Score:  -0.10614013671875
Passage:  A100 provides up to 20X higher performance over the prior generation and can be partitioned into seven GPU instances to dynamically adjust to shifting demands. The A100 80GB debuts the world's fastest memory bandwidth at over 2 terabytes per second (TB/s) to run the largest models and datasets. 

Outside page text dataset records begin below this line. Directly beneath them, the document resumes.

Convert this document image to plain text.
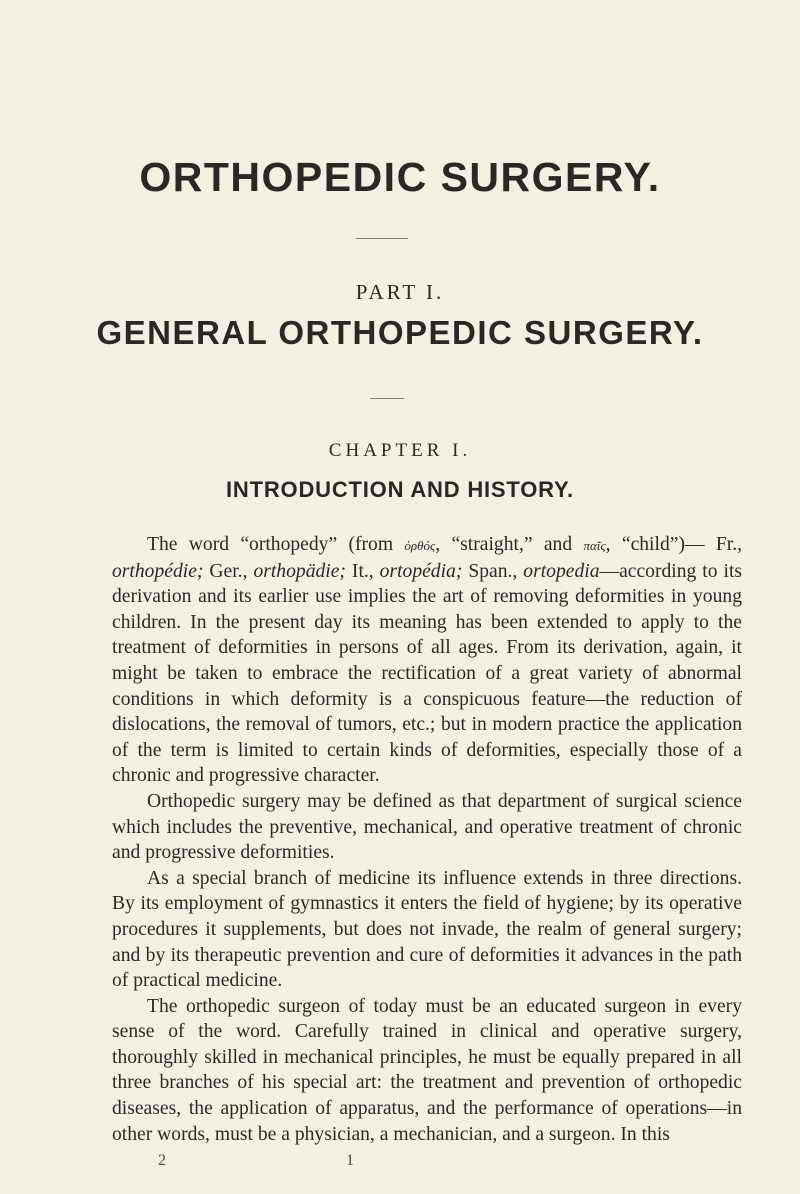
ORTHOPEDIC SURGERY.
PART I.
GENERAL ORTHOPEDIC SURGERY.
CHAPTER I.
INTRODUCTION AND HISTORY.

The word “orthopedy” (from ὀρθός, “straight,” and παῖς, “child”)— Fr., orthopédie; Ger., orthopädie; It., ortopédia; Span., ortopedia—according to its derivation and its earlier use implies the art of removing deformities in young children. In the present day its meaning has been extended to apply to the treatment of deformities in persons of all ages. From its derivation, again, it might be taken to embrace the rectification of a great variety of abnormal conditions in which deformity is a conspicuous feature—the reduction of dislocations, the removal of tumors, etc.; but in modern practice the application of the term is limited to certain kinds of deformities, especially those of a chronic and progressive character.

Orthopedic surgery may be defined as that department of surgical science which includes the preventive, mechanical, and operative treatment of chronic and progressive deformities.

As a special branch of medicine its influence extends in three directions. By its employment of gymnastics it enters the field of hygiene; by its operative procedures it supplements, but does not invade, the realm of general surgery; and by its therapeutic prevention and cure of deformities it advances in the path of practical medicine.

The orthopedic surgeon of today must be an educated surgeon in every sense of the word. Carefully trained in clinical and operative surgery, thoroughly skilled in mechanical principles, he must be equally prepared in all three branches of his special art: the treatment and prevention of orthopedic diseases, the application of apparatus, and the performance of operations—in other words, must be a physician, a mechanician, and a surgeon. In this

2	1
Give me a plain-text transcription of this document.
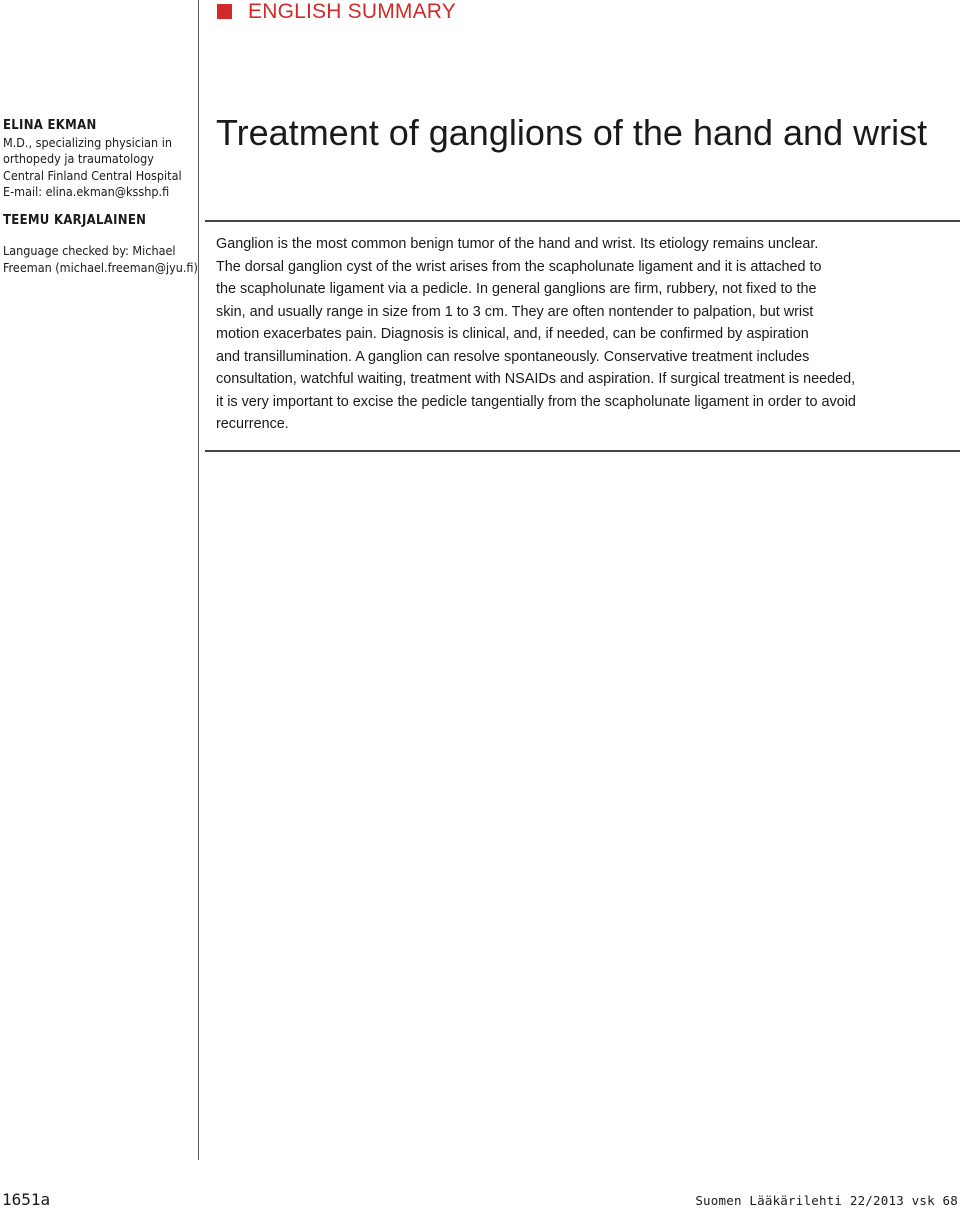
ENGLISH SUMMARY
ELINA EKMAN
M.D., specializing physician in
orthopedy ja traumatology
Central Finland Central Hospital
E-mail: elina.ekman@ksshp.fi
TEEMU KARJALAINEN
Language checked by: Michael
Freeman (michael.freeman@jyu.fi)
Treatment of ganglions of the hand and wrist
Ganglion is the most common benign tumor of the hand and wrist. Its etiology remains unclear.
The dorsal ganglion cyst of the wrist arises from the scapholunate ligament and it is attached to
the scapholunate ligament via a pedicle. In general ganglions are firm, rubbery, not fixed to the
skin, and usually range in size from 1 to 3 cm. They are often nontender to palpation, but wrist
motion exacerbates pain. Diagnosis is clinical, and, if needed, can be confirmed by aspiration
and transillumination. A ganglion can resolve spontaneously. Conservative treatment includes
consultation, watchful waiting, treatment with NSAIDs and aspiration. If surgical treatment is needed,
it is very important to excise the pedicle tangentially from the scapholunate ligament in order to avoid
recurrence.
1651a	Suomen Lääkärilehti 22/2013 vsk 68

### Option 2: API Endpoint

If you would like to use other Nvidia models, feel free to browse their catalog 
https://build.nvidia.com/explore/discover

You will first need to create a Developer account with them. If you use your ADCB email address, you will be eligible for 5000 free credits. Otherwise, you will be given 1000 free credits. These will be consumed as you query the API.

From the catalog, you can insert Python the code snippet (sample shown below). Just make sure to replace `my_api_key` with your own and `model` with the one you wish to query.

In [13]:
# Generate API key from the Nvidia catalog site
my_api_key = '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'

In [14]:
# Define LLM paramters
client = ChatNVIDIA(
  model="meta/llama-3.2-3b-instruct",
  api_key=my_api_key, 
  temperature=0.2,
  top_p=0.7,
  max_tokens=1024,
)

# Print out reponse to a query
for chunk in client.stream([{"role":"user",
                             "content":"Write a limerick about the wonders of GPU computing."}]): 
  print(chunk.content, end="")


Here is a limerick about GPU computing:

There once was a GPU so fine,
Whose computing power was truly divine.
It processed with speed,
And calculations with ease,
And made complex tasks truly sublime.

## Test Data for Scoring your Model

After 2:30pm, the test data will be made available. This is to allow you to evaluate your model performance against unseen data. Running the block of code below, will save down to a new folder called `real_estate_test`. This will contain the orginal data, as well as the test dataset.

In [None]:
# Google Drive location
URL = "https://drive.google.com/drive/folders/1VVLonRYyGHAWxVuPCZei4CV4oxXUKTRM?usp=drive_link"

# Download Google Drive folder
download_folder(URL, 'real_estate_test')

This will only contain the test data set after it has been released. If you run it before 2:30pm, you can re-run it after it has been released.